En préconisant la construction de 900.000 mètres
carrés de bibliothèques universitaires, le rapport Fauroux se
situait dans la perspective d'un besoin calculé sur la base de
1 mètre carré par étudiant, ce qui correspond
à un objectif ambitieux par rapport à l'existant mais
mesuré en regard des normes internationales habituellement
recommandées de 1,5 mètre carré par étudiant.

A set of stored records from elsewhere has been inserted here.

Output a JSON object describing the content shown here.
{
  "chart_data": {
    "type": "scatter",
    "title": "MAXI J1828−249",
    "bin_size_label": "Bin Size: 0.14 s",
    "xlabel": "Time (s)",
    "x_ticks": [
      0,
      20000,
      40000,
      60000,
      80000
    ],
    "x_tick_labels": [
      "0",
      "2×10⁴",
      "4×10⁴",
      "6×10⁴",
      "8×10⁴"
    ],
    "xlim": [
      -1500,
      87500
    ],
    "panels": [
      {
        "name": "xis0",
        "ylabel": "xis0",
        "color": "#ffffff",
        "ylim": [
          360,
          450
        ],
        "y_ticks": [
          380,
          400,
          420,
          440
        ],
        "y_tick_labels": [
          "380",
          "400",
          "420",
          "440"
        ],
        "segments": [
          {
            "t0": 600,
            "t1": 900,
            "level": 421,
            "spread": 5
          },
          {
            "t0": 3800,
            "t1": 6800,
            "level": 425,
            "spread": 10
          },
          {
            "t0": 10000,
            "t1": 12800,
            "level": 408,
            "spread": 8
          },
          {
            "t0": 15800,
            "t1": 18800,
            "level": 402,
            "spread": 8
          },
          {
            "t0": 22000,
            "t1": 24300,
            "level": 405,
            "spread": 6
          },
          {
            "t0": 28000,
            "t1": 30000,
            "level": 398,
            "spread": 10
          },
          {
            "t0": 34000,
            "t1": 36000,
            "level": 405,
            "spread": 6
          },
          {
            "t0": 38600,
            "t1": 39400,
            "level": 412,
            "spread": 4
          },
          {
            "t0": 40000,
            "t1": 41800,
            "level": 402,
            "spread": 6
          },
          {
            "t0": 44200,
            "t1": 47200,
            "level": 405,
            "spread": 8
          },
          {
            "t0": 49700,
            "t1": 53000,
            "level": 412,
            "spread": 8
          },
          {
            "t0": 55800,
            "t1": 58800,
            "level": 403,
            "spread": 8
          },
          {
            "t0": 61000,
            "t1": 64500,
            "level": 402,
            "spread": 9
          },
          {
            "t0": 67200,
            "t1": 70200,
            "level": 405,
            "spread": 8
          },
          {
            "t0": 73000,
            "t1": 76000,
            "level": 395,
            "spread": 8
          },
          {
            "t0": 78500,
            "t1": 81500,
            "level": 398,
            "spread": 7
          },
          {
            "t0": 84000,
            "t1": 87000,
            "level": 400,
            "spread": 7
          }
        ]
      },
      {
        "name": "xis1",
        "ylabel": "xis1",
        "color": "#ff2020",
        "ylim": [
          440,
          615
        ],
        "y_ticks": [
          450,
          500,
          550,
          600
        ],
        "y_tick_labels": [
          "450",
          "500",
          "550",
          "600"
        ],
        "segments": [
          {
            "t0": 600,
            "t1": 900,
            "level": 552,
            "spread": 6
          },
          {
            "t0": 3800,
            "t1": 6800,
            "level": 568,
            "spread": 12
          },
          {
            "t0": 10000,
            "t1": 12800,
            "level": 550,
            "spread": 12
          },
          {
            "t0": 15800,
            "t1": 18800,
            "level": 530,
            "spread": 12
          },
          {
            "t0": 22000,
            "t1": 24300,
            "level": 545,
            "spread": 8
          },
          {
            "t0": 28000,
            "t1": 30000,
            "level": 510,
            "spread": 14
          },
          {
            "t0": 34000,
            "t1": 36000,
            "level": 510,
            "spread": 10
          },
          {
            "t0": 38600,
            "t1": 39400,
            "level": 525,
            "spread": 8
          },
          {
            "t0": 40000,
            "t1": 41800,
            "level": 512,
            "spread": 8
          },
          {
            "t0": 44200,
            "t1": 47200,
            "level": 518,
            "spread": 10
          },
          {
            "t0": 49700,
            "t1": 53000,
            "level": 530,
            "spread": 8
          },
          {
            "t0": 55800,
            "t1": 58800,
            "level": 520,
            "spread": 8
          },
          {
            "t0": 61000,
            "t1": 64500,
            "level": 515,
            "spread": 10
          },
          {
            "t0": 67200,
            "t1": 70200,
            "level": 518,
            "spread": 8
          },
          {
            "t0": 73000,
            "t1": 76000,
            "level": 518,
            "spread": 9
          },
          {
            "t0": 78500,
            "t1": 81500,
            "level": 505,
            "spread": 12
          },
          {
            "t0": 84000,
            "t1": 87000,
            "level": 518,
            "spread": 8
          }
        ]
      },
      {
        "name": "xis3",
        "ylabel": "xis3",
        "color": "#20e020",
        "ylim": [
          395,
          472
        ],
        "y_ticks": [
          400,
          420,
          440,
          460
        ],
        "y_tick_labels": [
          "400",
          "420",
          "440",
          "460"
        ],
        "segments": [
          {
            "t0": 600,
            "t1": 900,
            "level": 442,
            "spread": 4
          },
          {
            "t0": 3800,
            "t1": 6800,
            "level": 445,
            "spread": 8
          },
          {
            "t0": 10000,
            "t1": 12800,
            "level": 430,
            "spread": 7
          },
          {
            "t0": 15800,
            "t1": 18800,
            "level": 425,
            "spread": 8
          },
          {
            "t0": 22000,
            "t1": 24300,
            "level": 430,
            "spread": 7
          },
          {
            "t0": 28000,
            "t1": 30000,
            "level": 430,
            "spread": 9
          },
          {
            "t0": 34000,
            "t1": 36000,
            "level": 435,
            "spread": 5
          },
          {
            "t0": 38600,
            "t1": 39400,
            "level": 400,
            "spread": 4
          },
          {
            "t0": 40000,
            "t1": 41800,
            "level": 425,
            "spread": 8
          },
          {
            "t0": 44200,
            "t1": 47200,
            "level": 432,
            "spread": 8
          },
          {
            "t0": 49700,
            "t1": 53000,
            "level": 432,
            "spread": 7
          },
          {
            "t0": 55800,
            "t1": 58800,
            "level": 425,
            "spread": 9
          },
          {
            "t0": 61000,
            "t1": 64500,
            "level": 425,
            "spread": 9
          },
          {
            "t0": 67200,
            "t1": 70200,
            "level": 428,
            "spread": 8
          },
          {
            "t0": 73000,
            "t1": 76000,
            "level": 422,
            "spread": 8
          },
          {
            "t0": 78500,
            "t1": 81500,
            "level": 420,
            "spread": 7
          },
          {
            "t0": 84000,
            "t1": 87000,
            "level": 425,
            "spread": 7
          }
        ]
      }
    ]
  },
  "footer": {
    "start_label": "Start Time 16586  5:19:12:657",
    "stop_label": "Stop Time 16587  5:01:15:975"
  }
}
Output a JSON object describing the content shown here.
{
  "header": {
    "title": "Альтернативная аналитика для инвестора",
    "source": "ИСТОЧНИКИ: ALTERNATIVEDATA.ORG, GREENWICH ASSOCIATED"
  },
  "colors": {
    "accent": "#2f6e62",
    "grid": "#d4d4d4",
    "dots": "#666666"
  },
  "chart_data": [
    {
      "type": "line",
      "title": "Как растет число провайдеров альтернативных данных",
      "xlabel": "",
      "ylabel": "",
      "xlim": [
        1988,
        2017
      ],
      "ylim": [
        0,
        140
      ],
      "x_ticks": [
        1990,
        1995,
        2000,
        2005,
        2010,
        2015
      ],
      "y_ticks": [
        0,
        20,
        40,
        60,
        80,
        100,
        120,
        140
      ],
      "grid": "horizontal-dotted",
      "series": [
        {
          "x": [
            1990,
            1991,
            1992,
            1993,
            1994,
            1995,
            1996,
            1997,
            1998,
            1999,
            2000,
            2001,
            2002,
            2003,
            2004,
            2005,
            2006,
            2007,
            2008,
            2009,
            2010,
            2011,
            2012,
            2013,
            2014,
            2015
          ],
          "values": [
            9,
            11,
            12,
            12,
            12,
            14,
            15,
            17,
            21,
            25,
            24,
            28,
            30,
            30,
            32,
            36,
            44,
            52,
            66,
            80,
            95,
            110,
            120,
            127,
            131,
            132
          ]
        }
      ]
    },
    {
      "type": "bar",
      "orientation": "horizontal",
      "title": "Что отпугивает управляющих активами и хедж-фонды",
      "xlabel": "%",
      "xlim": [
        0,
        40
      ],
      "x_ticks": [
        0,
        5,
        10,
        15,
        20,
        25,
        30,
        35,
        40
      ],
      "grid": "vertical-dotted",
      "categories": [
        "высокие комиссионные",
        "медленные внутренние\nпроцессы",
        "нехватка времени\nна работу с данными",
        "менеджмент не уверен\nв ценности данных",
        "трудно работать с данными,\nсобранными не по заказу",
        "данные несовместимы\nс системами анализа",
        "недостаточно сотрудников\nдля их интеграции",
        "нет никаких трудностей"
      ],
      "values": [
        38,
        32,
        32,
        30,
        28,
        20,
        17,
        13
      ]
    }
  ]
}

Partant d'une analyse de la situation des universités, les besoins les
plus manifestes pour les cinq prochaines années peuvent se
décliner comme suit :
- réaliser effectivement les opérations prévues au
XI
ème
Plan mais qui paraissent, pour une raison ou pour une
autre, abandonnées ou enlisées,cela représente
15 opérations correspondant à un total de
65.000 mètres carrés ;
- engager des opérations de restructuration, mise en
sécurité et modernisation des locaux existants. On peut
évaluer à environ 200.000 mètres carrés le
niveau des besoins, dont au moins un quart en Ile-de-France ;
- engager la construction de nouvelles bibliothèques, pour une
superficie située entre 350.000 et 500.000 mètres
carrés, soit entre 70.000 et 100.000 mètres carrés
par an.
Il convient également de renforcer les ressources documentaires des
bibliothèques universitaires.
Cette action devra être
poursuivie sur le long terme pour rééquilibrer l'offre
documentaire sur le territoire national. En effet, les achats annuels ne
dépassent pas au total 0,5 volume par étudiant et plus de la
moitié des bibliothèques universitaires ont encore des
collections de livres inférieures à 200.000 volumes, seuil
considéré comme un minimum en Allemagne. Seules quatre
bibliothèques possèdent plus d'un million de volumes. Des efforts
différenciés ont été engagés dans le cadre
des contrats d'établissement selon la taille des universités, la
rapidité de leur croissance et la nature de leurs projets. Cette
démarche demande à être confortée par une plus
grande attention portée à la qualité des collections
grâce à l'élaboration de plans d'acquisition fixant les
priorités en termes disciplinaires. Les bibliothèques
universitaires sont confrontées à la fois à l'augmentation
des coûts de la documentation imprimée, notamment des abonnements
aux revues étrangères dont le prix croît sensiblement plus
vite (7 % par an) que la moyenne des prix, et à l'intensification
de l'offre de documentation électronique, qu'il s'agisse du
développement de réseaux de CR-Rom ou l'accès à des
ressources électroniques en ligne. Ces facteurs rendent d'autant plus
nécessaire l'élaboration de plans de développement des
ressources documentaires, de façon à ce que l'action de la
bibliothèque soit en pleine harmonie avec la politique scientifique de
l'université, et accompagne les axes forts de formation et de recherche.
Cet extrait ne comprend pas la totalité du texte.